There are 18 critical coding and architecture weaknesses to avoid in source code because of their impact on the performance of an application. For those familiar with the Common Weakness Enumeration (CWE), a repository of known software weaknesses managed by The MITRE Corporation, and a reference point for developers and tools, the Performance standard includes 15 parent weaknesses and 3 child weaknesses ("children") that map back to the CWE and have CWE identifiers.

Performance Efficiency assesses characteristics that affect an application’s response behavior and use of resources under stated conditions. Performance Efficiency affects customer satisfaction, workforce productivity, application scalability, response-time degradation, and inefficient use of processing or storage resources. The Performance Efficiency of an application lies in each individual component‘s performance, as well as in the effect of each component on the behavior of the chain of components comprising a transaction in which it participates.

To follow the standard guidelines, your source code should NOT contain these 18 critical weaknesses known to severely impact performance. Detection of these weaknesses can be automated on source code through static analysis.

Who Developed the Software Performance Efficiency Standard?

The project team was led by Dr. Bill Curtis, CISQ Founding Executive Director and Chief Scientist at CAST Research Labs. The team consisted of delegates from CISQ sponsor organizations Accenture, Atos, Booz Allen Hamilton, CAST, CGI, Cognizant, ISHPI, Northrop Grumman, Synopsys, Tech Mahindra, and Wipro in addition to experts from the Software Engineering Institute at Carnegie Mellon University and the Common Weakness Enumeration project at The MITRE Corporation.

Who is Using the Software Performance Efficiency Standard?

The standard is used by government and industry organizations including the U.S. Department of State, U.S. General Services Administration, U.S. Army, U.S. Air Force, Northrop Grumman, CGI, Cognizant, Tech Mahindra, Manulife, Telefonica, BNY Mellon, and others. The standard is freely available to use, reference, and download.
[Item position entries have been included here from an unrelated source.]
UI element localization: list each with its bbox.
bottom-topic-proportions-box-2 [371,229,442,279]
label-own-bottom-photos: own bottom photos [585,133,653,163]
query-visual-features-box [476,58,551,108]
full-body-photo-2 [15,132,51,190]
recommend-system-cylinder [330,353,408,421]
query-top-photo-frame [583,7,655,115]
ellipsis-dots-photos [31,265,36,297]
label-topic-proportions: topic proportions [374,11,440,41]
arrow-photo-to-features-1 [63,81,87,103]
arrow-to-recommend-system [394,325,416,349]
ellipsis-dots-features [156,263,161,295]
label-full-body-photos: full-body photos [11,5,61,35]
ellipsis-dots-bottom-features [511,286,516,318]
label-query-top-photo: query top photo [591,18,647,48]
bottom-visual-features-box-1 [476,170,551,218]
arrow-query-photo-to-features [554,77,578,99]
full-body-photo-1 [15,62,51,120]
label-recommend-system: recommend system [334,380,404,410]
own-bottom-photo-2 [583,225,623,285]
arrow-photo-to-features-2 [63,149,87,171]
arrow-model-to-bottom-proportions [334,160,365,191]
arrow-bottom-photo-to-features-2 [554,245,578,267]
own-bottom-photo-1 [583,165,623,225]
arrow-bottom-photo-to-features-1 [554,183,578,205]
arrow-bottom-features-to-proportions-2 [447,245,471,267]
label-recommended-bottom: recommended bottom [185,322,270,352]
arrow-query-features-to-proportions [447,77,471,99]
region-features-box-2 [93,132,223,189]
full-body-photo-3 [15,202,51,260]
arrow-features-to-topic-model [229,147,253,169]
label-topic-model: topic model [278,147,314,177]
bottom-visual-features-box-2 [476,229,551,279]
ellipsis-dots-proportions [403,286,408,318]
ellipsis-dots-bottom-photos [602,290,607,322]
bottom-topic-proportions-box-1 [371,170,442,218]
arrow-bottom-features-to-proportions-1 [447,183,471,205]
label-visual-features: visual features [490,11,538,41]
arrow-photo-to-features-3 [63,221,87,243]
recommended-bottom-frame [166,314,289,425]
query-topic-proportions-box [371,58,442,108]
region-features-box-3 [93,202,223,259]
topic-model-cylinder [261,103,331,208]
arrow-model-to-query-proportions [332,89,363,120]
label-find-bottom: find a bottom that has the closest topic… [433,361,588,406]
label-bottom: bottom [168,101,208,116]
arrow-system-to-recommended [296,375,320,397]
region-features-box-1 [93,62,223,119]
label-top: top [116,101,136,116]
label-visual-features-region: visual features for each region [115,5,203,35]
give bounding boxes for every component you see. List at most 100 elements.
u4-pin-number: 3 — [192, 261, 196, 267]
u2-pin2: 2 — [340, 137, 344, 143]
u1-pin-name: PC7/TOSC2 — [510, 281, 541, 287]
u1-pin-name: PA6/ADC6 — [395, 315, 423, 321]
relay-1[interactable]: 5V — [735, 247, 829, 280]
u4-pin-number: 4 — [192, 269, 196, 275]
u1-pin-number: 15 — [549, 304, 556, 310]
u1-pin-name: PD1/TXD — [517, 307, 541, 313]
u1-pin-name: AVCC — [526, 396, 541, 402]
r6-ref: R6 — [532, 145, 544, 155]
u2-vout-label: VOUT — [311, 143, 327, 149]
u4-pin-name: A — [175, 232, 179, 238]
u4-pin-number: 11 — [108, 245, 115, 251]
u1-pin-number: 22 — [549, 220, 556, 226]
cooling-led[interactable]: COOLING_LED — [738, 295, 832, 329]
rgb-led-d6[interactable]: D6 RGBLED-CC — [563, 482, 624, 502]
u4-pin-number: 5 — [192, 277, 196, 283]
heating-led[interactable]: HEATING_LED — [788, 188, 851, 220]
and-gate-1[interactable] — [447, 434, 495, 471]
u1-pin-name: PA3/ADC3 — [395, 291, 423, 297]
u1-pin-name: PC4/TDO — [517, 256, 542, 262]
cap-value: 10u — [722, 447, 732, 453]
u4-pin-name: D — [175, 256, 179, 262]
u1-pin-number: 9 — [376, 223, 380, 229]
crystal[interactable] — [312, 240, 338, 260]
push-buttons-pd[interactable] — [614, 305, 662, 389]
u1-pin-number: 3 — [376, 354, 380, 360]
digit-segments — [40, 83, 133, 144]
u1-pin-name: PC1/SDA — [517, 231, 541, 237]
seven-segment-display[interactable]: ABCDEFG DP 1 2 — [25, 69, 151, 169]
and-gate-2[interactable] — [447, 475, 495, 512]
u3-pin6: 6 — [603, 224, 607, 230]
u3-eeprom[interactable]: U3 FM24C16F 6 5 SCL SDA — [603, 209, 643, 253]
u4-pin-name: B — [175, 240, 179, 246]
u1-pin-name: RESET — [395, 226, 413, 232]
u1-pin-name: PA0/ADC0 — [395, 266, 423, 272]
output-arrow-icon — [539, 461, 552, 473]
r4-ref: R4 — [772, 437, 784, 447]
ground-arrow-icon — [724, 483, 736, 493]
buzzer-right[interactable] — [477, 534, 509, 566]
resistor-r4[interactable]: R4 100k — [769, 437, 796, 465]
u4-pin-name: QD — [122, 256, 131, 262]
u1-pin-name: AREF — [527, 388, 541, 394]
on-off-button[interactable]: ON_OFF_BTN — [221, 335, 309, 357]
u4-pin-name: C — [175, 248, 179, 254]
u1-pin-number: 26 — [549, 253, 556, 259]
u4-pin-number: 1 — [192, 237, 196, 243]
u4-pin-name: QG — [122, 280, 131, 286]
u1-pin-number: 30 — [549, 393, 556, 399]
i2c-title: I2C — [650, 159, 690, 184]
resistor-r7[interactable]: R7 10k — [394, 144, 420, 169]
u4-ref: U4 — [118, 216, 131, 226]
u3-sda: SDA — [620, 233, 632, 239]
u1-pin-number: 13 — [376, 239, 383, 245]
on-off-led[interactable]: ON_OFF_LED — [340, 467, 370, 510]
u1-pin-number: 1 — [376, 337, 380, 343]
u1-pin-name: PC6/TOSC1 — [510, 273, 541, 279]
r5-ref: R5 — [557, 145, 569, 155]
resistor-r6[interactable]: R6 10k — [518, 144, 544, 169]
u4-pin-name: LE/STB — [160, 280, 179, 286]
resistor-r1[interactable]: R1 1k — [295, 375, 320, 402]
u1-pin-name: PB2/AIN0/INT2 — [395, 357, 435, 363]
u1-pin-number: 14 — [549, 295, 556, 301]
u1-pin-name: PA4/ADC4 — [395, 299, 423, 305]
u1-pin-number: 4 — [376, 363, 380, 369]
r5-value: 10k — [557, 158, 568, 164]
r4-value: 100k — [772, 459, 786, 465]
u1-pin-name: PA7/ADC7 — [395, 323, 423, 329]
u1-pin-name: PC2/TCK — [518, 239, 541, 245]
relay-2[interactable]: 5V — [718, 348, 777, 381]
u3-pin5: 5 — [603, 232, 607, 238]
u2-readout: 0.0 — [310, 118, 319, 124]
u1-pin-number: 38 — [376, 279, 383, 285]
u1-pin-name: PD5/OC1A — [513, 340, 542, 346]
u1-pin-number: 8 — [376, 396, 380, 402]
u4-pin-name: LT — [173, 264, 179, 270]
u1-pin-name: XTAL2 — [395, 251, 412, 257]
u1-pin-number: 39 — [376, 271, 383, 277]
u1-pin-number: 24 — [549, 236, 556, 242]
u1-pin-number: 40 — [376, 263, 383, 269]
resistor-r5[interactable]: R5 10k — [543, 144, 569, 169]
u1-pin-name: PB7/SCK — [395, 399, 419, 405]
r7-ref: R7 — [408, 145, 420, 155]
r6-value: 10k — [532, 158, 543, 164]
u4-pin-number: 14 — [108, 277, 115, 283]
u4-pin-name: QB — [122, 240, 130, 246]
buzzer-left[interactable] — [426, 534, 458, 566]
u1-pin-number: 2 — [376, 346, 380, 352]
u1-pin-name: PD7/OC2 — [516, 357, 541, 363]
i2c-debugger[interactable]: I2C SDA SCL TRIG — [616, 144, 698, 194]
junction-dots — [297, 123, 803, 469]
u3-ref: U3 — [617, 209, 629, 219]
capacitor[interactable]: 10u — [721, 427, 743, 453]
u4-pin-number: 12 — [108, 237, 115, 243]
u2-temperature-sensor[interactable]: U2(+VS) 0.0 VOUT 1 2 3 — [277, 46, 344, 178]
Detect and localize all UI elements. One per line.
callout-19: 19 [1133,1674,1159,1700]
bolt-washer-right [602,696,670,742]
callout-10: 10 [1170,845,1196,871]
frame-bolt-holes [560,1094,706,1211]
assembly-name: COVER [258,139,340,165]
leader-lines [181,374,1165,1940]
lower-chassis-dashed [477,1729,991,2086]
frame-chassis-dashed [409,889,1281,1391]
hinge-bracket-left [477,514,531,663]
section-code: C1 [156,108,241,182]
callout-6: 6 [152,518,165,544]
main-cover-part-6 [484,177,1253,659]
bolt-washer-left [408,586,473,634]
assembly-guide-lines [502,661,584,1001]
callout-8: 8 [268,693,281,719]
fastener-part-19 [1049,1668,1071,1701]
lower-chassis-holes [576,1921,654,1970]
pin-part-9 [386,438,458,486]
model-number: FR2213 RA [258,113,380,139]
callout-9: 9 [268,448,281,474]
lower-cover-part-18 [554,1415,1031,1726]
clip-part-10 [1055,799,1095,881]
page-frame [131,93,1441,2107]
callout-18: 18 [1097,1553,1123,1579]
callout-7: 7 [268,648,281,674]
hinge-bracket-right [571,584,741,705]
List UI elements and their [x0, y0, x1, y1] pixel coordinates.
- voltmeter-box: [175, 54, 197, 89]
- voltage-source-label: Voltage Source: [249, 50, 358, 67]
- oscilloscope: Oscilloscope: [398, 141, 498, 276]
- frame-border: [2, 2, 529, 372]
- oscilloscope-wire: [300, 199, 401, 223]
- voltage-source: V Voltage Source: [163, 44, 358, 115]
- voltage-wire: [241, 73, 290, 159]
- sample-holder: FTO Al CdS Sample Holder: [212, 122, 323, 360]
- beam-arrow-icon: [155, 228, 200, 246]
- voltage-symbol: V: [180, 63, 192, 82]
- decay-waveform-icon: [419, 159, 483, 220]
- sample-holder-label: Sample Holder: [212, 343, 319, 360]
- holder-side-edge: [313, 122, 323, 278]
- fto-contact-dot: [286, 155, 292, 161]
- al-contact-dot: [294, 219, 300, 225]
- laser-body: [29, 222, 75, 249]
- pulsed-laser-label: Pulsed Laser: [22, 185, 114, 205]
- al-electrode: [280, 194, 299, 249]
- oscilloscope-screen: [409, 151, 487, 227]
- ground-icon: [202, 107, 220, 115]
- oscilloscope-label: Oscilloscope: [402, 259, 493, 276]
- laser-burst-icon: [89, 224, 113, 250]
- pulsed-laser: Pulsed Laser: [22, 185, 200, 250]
Which Tools Support the Code Quality Standards?

The code quality standards from CISQ are comprised of software weaknesses (CWEs) that can be detected in source code through static code analysis. CAST and Synopsys (tool vendors) contributed to development of the standards and support the standards in their tools. Most static analysis tools identify some, if not all, critical CWEs. Ask tool vendors about support for measuring CWEs and the CISQ standards for Reliability, Security, Performance Efficiency, and Maintainability.